Chapter 9
Syncope
Introduction
Definition
Syncope is a temporary loss of consciousness due to transient global cerebral hypoperfusion, characterised by rapid onset, short duration and spontaneous complete recovery (1).
Background
Syncopal events account for approximately 3% of ED visits and up to 6% of hospital admissions (2). Up to 25% of syncopal events in older people present as unexplained falls, and the morbidity and mortality of syncope in older patients is greater than in the general population due to the higher frequency of resulting trauma such as fractures or significant head injuries (2). Syncope in geriatric patients can be a complex phenomenon: younger patients tend to develop syncope due to a single cause, whereas geriatric patients often experience multifactorial syncope (3, 4). In addition to this, there is significant overlap between falls, syncope and other disorders of consciousness; many patients, both with and without cognitive impairment, will have difficulty detailing the exact events surrounding their presentation.
Why are older patients pre-disposed to syncope?
A number of physiological changes, particularly to the autonomic nervous system, predispose older patients to syncope (4):
- Reduction in β-adrenergic vasodilatory response
- Reduction in α-adrenergic vasoconstrictive responses
- Decreased β-adrenergic–mediated cardioacceleratory response to sympathetic activation
- Reduced parasympathetic tone leading to reduced heart rate variability
- Decreased baro-reflex sensitivity leading to reduced heart rate augmentation with low blood pressure
- Reduced numbers of sinoatrial cells
- Increased rate of salt and water loss by the kidneys
- Reduced thirst response
Types of syncope in the older population
Neurally mediated syncope, otherwise termed reflex syncope, remains the commonest cause of syncope in older patients; however, proportionally, older patients have higher rates of orthostatic hypotension, arrhythmias and structural cardiac causes (5). The cause of syncope in older patients is not always clear, and in studies of older patients presenting with and being investigated for syncope, between 10.4% and 47.5% remained undiagnosed (6) (Figure 9.1).
History
History-taking provides the diagnosis in 50% of cases where the cause of syncope can be established (7).
It is important to ask about specific triggers and associated symptoms before, during and after the event. A general systems enquiry may identify potential causes of decreased intravascular volume, such as diarrhoea, vomiting or internal and external haemorrhage (Table 9.1).
Table 9.1 Types of syncope with associated triggers and symptoms (1, 2, 8)

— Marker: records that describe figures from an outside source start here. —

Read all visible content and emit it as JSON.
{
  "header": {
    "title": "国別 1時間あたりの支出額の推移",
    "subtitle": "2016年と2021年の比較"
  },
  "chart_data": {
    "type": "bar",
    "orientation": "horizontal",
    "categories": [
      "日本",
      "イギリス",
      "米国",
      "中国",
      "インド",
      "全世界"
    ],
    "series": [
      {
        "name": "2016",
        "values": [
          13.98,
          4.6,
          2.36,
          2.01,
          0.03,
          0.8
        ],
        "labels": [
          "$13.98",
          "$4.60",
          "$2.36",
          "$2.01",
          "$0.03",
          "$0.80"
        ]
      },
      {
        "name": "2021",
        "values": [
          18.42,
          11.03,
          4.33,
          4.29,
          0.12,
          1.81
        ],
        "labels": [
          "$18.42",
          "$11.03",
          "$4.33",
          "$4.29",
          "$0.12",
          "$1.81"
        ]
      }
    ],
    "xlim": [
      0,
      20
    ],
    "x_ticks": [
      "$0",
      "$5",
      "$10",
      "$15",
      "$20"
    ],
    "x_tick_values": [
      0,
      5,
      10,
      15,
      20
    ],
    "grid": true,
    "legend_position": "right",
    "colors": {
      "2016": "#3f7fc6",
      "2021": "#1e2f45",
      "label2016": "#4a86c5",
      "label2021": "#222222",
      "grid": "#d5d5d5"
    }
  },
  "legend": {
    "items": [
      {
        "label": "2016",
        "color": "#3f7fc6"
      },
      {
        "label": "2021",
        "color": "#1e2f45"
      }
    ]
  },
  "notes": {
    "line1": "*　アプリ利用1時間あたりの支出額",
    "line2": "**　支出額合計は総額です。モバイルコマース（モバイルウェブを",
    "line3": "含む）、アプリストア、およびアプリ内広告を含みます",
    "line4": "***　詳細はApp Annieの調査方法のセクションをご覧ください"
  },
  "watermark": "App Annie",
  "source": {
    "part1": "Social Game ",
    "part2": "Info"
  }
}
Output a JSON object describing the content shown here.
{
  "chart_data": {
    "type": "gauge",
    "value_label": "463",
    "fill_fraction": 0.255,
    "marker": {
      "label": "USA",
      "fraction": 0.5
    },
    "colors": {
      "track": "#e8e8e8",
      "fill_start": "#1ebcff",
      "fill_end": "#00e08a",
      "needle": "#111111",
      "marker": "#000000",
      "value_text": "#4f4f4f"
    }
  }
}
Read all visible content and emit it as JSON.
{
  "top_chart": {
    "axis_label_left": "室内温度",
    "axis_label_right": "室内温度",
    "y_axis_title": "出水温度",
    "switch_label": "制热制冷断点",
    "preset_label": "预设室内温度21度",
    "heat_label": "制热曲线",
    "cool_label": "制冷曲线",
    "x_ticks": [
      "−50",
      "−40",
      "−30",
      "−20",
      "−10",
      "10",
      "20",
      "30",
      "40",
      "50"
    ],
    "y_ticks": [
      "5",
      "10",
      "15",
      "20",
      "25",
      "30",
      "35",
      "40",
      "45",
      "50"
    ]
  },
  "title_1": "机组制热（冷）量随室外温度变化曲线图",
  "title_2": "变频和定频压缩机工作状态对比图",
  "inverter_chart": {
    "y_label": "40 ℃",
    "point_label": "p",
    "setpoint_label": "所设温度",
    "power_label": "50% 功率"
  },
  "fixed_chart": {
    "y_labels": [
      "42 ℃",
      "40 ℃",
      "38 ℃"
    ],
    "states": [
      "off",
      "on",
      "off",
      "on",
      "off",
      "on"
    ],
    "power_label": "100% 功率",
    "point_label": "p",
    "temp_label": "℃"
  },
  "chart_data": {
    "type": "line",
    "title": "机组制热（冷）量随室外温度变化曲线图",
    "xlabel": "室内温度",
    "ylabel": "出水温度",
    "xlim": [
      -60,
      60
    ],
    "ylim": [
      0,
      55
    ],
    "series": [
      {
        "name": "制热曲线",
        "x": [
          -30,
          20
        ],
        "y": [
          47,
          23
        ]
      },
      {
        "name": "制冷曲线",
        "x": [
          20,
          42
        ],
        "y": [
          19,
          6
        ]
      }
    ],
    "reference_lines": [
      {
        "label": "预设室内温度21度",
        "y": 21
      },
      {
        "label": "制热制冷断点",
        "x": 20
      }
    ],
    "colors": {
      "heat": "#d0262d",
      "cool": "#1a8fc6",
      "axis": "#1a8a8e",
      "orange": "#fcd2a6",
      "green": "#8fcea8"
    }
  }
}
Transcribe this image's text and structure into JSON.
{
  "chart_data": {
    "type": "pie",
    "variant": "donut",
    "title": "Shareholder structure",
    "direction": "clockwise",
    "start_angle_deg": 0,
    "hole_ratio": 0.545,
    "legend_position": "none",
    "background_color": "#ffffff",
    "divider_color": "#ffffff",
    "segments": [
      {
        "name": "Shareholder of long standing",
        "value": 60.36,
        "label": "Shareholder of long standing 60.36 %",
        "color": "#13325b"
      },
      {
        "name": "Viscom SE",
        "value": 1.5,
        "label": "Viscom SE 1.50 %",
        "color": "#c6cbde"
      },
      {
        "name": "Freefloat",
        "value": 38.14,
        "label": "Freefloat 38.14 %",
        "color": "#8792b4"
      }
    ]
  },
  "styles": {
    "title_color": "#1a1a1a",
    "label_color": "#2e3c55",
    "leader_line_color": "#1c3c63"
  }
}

Types | Triggers | Associated features |
Reflex/neurally mediated Neurocardiogenic (vasovagal) | Orthostatic stress/emotional distress/pain/noxious stimuli | Prodrome of
|
Situational |
| |
Carotid sinus | ||
Cardioinhibitory Vasodepressive | Activities involving pressure over the neck: e.g. shaving/head turning/tight collar | |
Orthostatic hypotension | Rapid postural change Hypovolaemia Haemorrhage Medication induced: particularly recent dose changes or new drugs | Typical prodrome with documented blood pressure drop |
Cardiac | ||
Electrical | Tachyarrythmias/bradyarrythmias/AV blocks | Lack of prodrome should raise suspicion of cardiac cause Abnormal ECG Chest pain, palpitations, SOB, sweating |
Structural | Valvular disease/MI/Cardiomyopathy/pulmonary hypertension/tumour | |
Neurological | ||
Posterior circulation stroke | No trigger | Dysarthria, diplopia, vertigo, nausea |
Subclavian steal | Activities involving arms being raised for prolonged time: painting, hair combing etc | |
SAH | No trigger | Headache |
Rare causes | Pulmonary embolism/Hyperventilation/Psychiatric | Associated symptoms depend on underlying cause |
SOB, shortness of breath.
Conditions that may be mistaken for syncope, e.g. causing loss of consciousness or loss of postural tone or both but in the absence of cerebral hypoperfusion, include (but are not limited to) the following (1):
- Epilepsy
- Metabolic disturbance, e.g. hypoglycaemia
- Cataplexy
- Drop attacks
- Psychogenic or functional causes
- Falls
Examination
General examination
General aspects of the examination should include skin and mucous membrane assessment for hydration status, consideration of rectal examination to check for melaena, a search for evidence of sepsis and focal infection and any signs of traumatic injury sustained during the collapse.
Examination can identify the cause of syncope in 20% of cases where the cause can be established (7). However, patients presenting with syncope can have a normal examination even with a potentially life-threatening cause for their collapse.
Specific areas of focus on examination
Cardiovascular
Look for jugular venous distension or other signs of cardiac failure, listen for heart murmurs and bruits and feel for the cardiac apex, central and peripheral pulses and note their rate, rhythm and character, and check for signs of abdominal aortic aneurysm (AAA).